To screen the brain regions related to the hyperalgesia induced by preoperative ASD, a multi-modal technique was applied in the current study. Compared with the simple combination of previous studies, which only used a single or a few techniques, the results from the current study were based on the same control of the animal model. Differences in establishing the animal model exist in different studies even under the same protocol, which could affect the final results. For example, 6 h of SD significantly increased the postoperative pain sensitivity in comparison to the ad libitum sleep group [5]. However, another study found that 6 h of SD does not induce mechanical hyperalgesia [60]. In addition, multi-modal techniques avoid the limitations of individual methods and acquire more reliable information [61]. Thus, we believe that the results using a multi-modal technique based on the same control of the animal model provide more reliable and valuable information and the multi-modal strategy provides a fresh perspective on exploring neuroscience.
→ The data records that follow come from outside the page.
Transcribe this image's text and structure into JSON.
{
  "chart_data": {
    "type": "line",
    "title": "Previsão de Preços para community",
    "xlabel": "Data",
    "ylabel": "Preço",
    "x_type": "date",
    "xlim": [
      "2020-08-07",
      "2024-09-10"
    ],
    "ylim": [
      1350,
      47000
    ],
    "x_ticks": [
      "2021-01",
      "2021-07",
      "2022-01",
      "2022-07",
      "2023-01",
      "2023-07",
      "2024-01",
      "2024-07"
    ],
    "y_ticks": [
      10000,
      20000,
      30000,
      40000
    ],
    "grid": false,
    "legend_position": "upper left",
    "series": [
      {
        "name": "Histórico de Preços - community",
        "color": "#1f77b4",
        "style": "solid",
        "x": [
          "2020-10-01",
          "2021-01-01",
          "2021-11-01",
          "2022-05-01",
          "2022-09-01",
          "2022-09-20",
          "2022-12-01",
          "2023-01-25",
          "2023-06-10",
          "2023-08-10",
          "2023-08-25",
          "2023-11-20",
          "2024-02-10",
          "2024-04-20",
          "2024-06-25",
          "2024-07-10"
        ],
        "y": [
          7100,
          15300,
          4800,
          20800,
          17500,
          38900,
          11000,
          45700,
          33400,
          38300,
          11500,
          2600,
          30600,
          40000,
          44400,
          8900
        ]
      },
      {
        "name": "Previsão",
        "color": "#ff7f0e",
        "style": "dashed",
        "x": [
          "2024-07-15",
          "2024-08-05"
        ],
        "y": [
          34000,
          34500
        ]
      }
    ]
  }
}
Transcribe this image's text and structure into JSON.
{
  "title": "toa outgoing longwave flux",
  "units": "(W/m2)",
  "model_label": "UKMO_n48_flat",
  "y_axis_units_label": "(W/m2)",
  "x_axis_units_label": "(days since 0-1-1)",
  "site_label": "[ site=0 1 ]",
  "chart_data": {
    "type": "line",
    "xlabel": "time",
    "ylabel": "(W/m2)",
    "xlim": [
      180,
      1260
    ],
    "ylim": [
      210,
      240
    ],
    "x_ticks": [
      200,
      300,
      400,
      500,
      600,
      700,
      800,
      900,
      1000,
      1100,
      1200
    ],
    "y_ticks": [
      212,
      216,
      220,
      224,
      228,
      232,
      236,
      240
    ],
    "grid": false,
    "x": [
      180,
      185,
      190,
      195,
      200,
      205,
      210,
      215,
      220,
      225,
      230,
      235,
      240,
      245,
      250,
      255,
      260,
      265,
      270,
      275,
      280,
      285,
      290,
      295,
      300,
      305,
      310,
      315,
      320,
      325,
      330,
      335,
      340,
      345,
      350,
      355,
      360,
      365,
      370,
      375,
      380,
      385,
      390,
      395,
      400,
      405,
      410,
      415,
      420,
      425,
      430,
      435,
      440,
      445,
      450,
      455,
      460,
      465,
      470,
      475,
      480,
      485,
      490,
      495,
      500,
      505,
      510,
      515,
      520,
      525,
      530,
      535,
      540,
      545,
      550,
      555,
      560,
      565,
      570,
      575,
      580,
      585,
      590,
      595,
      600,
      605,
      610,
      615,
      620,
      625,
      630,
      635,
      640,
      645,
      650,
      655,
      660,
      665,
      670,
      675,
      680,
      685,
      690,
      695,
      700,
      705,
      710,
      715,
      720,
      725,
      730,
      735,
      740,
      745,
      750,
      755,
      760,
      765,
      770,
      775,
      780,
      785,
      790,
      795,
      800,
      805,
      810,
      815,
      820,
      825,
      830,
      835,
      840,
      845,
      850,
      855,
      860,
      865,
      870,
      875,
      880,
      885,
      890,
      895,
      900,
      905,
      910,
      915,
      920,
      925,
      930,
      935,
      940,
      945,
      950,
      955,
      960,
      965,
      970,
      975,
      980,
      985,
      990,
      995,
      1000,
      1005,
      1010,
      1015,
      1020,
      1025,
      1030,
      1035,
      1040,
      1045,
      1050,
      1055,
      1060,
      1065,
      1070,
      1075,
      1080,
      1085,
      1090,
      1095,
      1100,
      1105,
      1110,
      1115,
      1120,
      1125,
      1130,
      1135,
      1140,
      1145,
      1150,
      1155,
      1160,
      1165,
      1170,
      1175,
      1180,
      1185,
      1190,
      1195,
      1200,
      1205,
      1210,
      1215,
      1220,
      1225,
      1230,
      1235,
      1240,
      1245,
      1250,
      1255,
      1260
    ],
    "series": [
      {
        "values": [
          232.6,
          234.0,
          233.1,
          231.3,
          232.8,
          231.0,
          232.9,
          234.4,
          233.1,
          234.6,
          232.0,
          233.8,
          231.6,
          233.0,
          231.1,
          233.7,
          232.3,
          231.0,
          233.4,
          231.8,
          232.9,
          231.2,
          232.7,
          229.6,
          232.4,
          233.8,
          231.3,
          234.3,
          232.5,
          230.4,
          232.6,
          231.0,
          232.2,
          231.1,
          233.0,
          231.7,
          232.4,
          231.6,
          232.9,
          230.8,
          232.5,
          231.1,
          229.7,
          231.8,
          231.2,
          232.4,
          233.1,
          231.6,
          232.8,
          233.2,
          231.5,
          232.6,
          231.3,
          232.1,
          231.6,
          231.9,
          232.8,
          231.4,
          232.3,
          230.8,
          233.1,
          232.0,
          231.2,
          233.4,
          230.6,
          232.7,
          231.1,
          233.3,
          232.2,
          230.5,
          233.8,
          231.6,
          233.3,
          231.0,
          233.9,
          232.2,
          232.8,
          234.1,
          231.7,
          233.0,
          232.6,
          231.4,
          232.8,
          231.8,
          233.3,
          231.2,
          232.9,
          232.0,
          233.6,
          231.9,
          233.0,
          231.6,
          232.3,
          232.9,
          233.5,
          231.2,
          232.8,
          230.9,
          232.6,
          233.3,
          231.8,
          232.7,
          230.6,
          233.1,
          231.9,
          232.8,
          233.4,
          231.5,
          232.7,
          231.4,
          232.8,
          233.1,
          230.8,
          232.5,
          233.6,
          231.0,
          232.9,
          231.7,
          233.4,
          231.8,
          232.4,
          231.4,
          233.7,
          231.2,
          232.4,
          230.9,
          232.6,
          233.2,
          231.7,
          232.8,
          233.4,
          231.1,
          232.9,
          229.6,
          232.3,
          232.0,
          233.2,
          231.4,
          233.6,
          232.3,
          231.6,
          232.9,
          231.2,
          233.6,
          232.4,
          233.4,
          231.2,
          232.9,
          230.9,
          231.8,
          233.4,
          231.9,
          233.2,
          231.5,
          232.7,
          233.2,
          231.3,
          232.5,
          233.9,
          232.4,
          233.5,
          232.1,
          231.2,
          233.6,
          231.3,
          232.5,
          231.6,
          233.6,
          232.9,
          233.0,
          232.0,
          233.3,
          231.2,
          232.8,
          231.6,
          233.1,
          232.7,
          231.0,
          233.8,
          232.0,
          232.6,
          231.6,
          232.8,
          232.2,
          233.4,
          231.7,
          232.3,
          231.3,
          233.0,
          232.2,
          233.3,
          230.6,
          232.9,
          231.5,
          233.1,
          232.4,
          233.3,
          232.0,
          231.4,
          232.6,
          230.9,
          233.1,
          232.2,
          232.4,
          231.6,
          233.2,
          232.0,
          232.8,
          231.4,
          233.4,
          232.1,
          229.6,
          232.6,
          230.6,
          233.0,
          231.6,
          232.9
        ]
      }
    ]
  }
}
However, there are also some limitations in the present study. First, the number of animals in fMRI analysis was small and the uncorrected P value (P < 0.05) was applied to roughly screen the sub-region in this work. The fMRI results provided a guideline for sub-region selection, and c-Fos expression and electrophysiology were used to verify the results. Second, the FC between the NAc and the vLPAG was measured using fMRI and electrophysiological techniques. However, the type of neuron should be further identified and the upstream and downstream relations between the NAc and the vLPAG clarified using optogenetic manipulation or pharmacological intervention. Third, the potential mechanism of ASD-induced hyperalgesia may be different from that caused by chronic sleep restriction, which requires further investigation.

Conclusions

The current study, using multi-modal techniques, indicates that neuronal activity in the NAc and the vLPAG and the FC between the NAc and the vLPAG are both weakened in rats with ASD-induced hyperalgesia. Hence, this study provides a potential direction to study the mechanism of ASD-induced hyperalgesia and highlights the importance of preoperative sleep management for surgical patients.

Supplementary Information

Below is the link to the electronic supplementary material.

Conflict of interest

The authors declare no financial or non-financial conflicts of interest.